A dona de casa explica que para a família é um sofrimento que fica marcado, mas para o companheiro ou a companheira que vive o dia inteiro, que conhece as manias, a rotina, as ideias e os objetivos, o sofrimento não é passageiro, mesmo pensando diariamente que sim, a vida continua. Divina diz que com a presença de familiares e de amigos, aos poucos ela supera a perda e tenta manter o esposo em recordações boas que segundo ela, ficarão para sempre, mesmo que os planejamentos daqui para frente, sejam diferentes.

 

 

A psicóloga Clarissa de Franco fala sobre a importância do convívio com as demais pessoas, durante o luto. “Na verdade, podemos e devemos partilhar sentimentos e pensamentos, mas existe algo muito particular no modo como cada um vive esse momento. Essas circunstâncias de isolamento podem ser realmente necessárias, já que são possibilidades da pessoa entrar em contato com seus sentimentos. Entretanto, estes momentos devem ser alternados com horas de partilha, até para que a pessoa em luto não perca a referência sobre quem ela é. O luto pode ser tão violento que podem existir momentos de despersonalização, beirando à loucura. E a família e os amigos, por exemplo, trazem referências, ligando a pessoa ao seu mundo e à sua identidade”, destaca a psicóloga.

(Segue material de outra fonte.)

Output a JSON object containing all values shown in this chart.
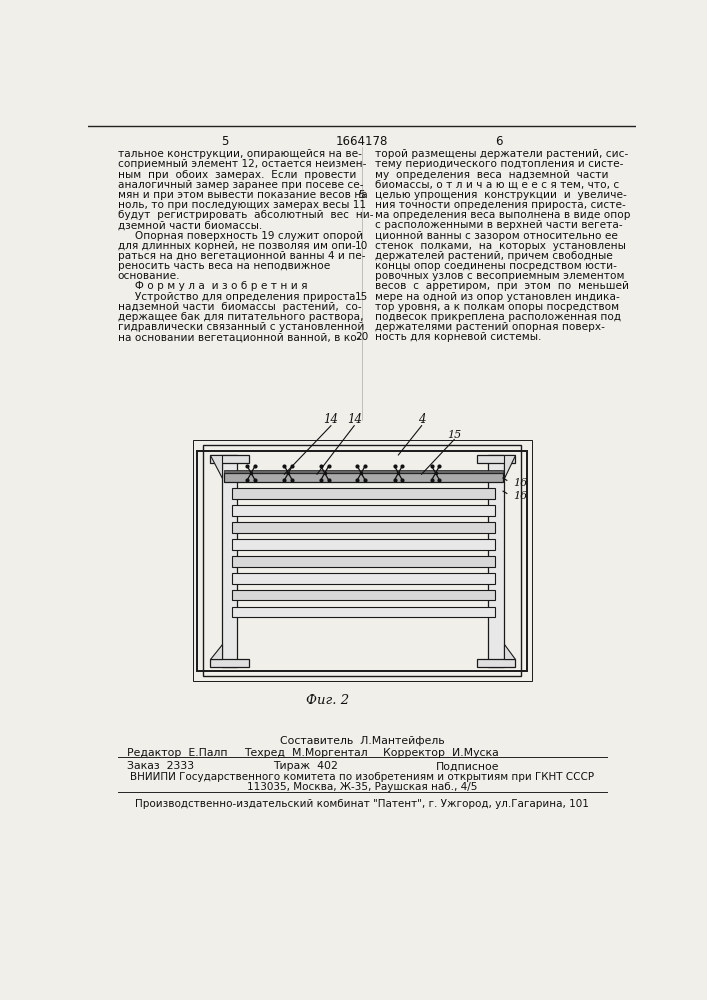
{
  "page_num_left": "5",
  "page_num_center": "1664178",
  "page_num_right": "6",
  "col_left_lines": [
    "тальное конструкции, опирающейся на ве-",
    "соприемный элемент 12, остается неизмен-",
    "ным  при  обоих  замерах.  Если  провести",
    "аналогичный замер заранее при посеве се-",
    "мян и при этом вывести показание весов на",
    "ноль, то при последующих замерах весы 11",
    "будут  регистрировать  абсолютный  вес  ни-",
    "дземной части биомассы.",
    "     Опорная поверхность 19 служит опорой",
    "для длинных корней, не позволяя им опи-",
    "раться на дно вегетационной ванны 4 и пе-",
    "реносить часть веса на неподвижное",
    "основание.",
    "     Ф о р м у л а  и з о б р е т н и я",
    "     Устройство для определения прироста",
    "надземной части  биомассы  растений,  со-",
    "держащее бак для питательного раствора,",
    "гидравлически связанный с установленной",
    "на основании вегетационной ванной, в ко-"
  ],
  "col_right_lines": [
    "торой размещены держатели растений, сис-",
    "тему периодического подтопления и систе-",
    "му  определения  веса  надземной  части",
    "биомассы, о т л и ч а ю щ е е с я тем, что, с",
    "целью упрощения  конструкции  и  увеличе-",
    "ния точности определения прироста, систе-",
    "ма определения веса выполнена в виде опор",
    "с расположенными в верхней части вегета-",
    "ционной ванны с зазором относительно ее",
    "стенок  полками,  на  которых  установлены",
    "держателей растений, причем свободные",
    "концы опор соединены посредством юсти-",
    "ровочных узлов с весоприемным элементом",
    "весов  с  арретиром,  при  этом  по  меньшей",
    "мере на одной из опор установлен индика-",
    "тор уровня, а к полкам опоры посредством",
    "подвесок прикреплена расположенная под",
    "держателями растений опорная поверх-",
    "ность для корневой системы."
  ],
  "line_num_5_row": 4,
  "line_num_10_row": 9,
  "line_num_15_row": 14,
  "line_num_20_row": 18,
  "fig_caption": "Фиг. 2",
  "footer_compiler": "Составитель  Л.Мантейфель",
  "footer_editor": "Редактор  Е.Палп",
  "footer_techred": "Техред  М.Моргентал",
  "footer_corrector": "Корректор  И.Муска",
  "footer_order": "Заказ  2333",
  "footer_tirazh": "Тираж  402",
  "footer_podpisnoe": "Подписное",
  "footer_vniiipi": "ВНИИПИ Государственного комитета по изобретениям и открытиям при ГКНТ СССР",
  "footer_address": "113035, Москва, Ж-35, Раушская наб., 4/5",
  "footer_plant": "Производственно-издательский комбинат \"Патент\", г. Ужгород, ул.Гагарина, 101",
  "bg_color": "#f0efea"
}
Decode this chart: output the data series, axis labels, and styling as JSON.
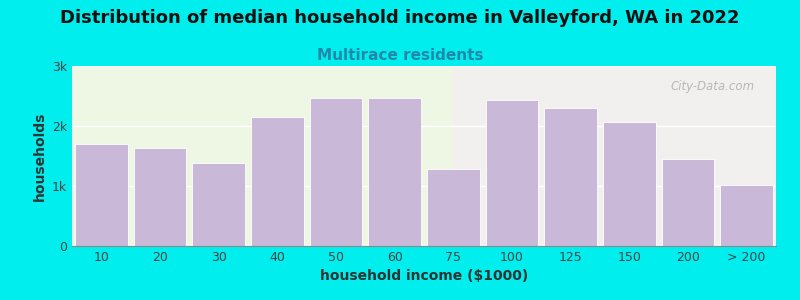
{
  "title": "Distribution of median household income in Valleyford, WA in 2022",
  "subtitle": "Multirace residents",
  "xlabel": "household income ($1000)",
  "ylabel": "households",
  "background_color": "#00EEEE",
  "plot_bg_color_left": "#edf7e4",
  "plot_bg_color_right": "#f2efef",
  "bar_color": "#c9b8d8",
  "bar_edge_color": "#ffffff",
  "categories": [
    "10",
    "20",
    "30",
    "40",
    "50",
    "60",
    "75",
    "100",
    "125",
    "150",
    "200",
    "> 200"
  ],
  "values": [
    1700,
    1640,
    1390,
    2150,
    2470,
    2460,
    1290,
    2430,
    2300,
    2060,
    1450,
    1010
  ],
  "yticks": [
    0,
    1000,
    2000,
    3000
  ],
  "yticklabels": [
    "0",
    "1k",
    "2k",
    "3k"
  ],
  "ylim": [
    0,
    3000
  ],
  "title_fontsize": 13,
  "subtitle_fontsize": 11,
  "subtitle_color": "#2288aa",
  "axis_label_fontsize": 10,
  "tick_fontsize": 9,
  "watermark_text": "City-Data.com",
  "watermark_color": "#aaaaaa",
  "split_index": 6.5
}
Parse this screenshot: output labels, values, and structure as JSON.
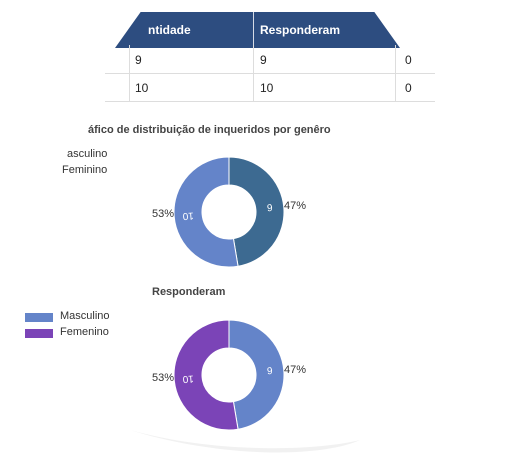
{
  "table": {
    "headers": [
      "ntidade",
      "Responderam"
    ],
    "rows": [
      [
        "9",
        "9",
        "0"
      ],
      [
        "10",
        "10",
        "0"
      ]
    ]
  },
  "chart_data": [
    {
      "type": "pie",
      "title": "áfico de distribuição de inqueridos por genêro",
      "legend": [
        "asculino",
        "Feminino"
      ],
      "legend_placement": "top-left",
      "slices": [
        {
          "label": "Masculino",
          "value": 9,
          "percent_label": "47%",
          "color": "#3d6a91"
        },
        {
          "label": "Feminino",
          "value": 10,
          "percent_label": "53%",
          "color": "#6484c9"
        }
      ]
    },
    {
      "type": "pie",
      "title": "Responderam",
      "legend": [
        "Masculino",
        "Femenino"
      ],
      "legend_colors": [
        "#6484c9",
        "#7b44b7"
      ],
      "legend_placement": "left",
      "slices": [
        {
          "label": "Masculino",
          "value": 9,
          "percent_label": "47%",
          "color": "#6484c9"
        },
        {
          "label": "Femenino",
          "value": 10,
          "percent_label": "53%",
          "color": "#7b44b7"
        }
      ]
    }
  ]
}
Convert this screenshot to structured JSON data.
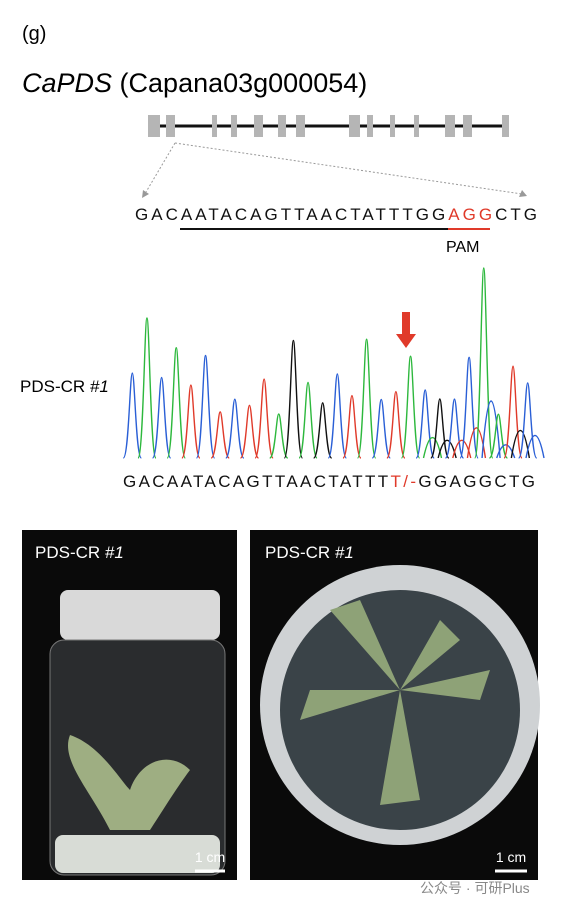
{
  "panel_label": "(g)",
  "title": {
    "gene": "CaPDS",
    "id": "(Capana03g000054)"
  },
  "target": {
    "parts": [
      "GAC",
      "AATACAGTTAACTATTTGG",
      "AGG",
      "CTG"
    ],
    "pam_label": "PAM"
  },
  "chromatogram": {
    "sample": "PDS-CR",
    "line": "#1",
    "sequence": {
      "parts": [
        "GACAATACAGTTAACTATTT",
        "T/-",
        "GGAGGCTG"
      ]
    }
  },
  "photos": [
    {
      "sample": "PDS-CR",
      "line": "#1",
      "scale": "1 cm"
    },
    {
      "sample": "PDS-CR",
      "line": "#1",
      "scale": "1 cm"
    }
  ],
  "watermark": "公众号 · 可研Plus"
}
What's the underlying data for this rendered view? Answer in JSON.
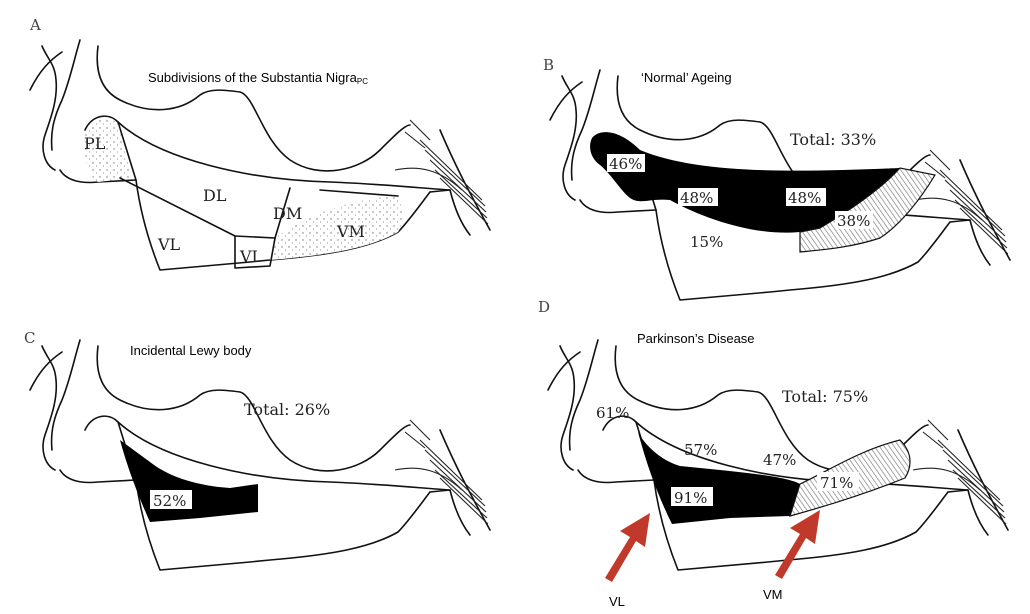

Clarissa ressalta ainda que é importante reconhecer-se no outro, mesmo que só por um instante. Para trazer conforto a quem sofreu uma perda muito grande, estar perto já é algo importante, respeitando também os momentos em que a pessoa quer estar sozinha. Além disso, são bacanas pequenos gestos de carinho, alguns convites que lembrem a pessoa que ela tem possibilidades de vida a seu dispor.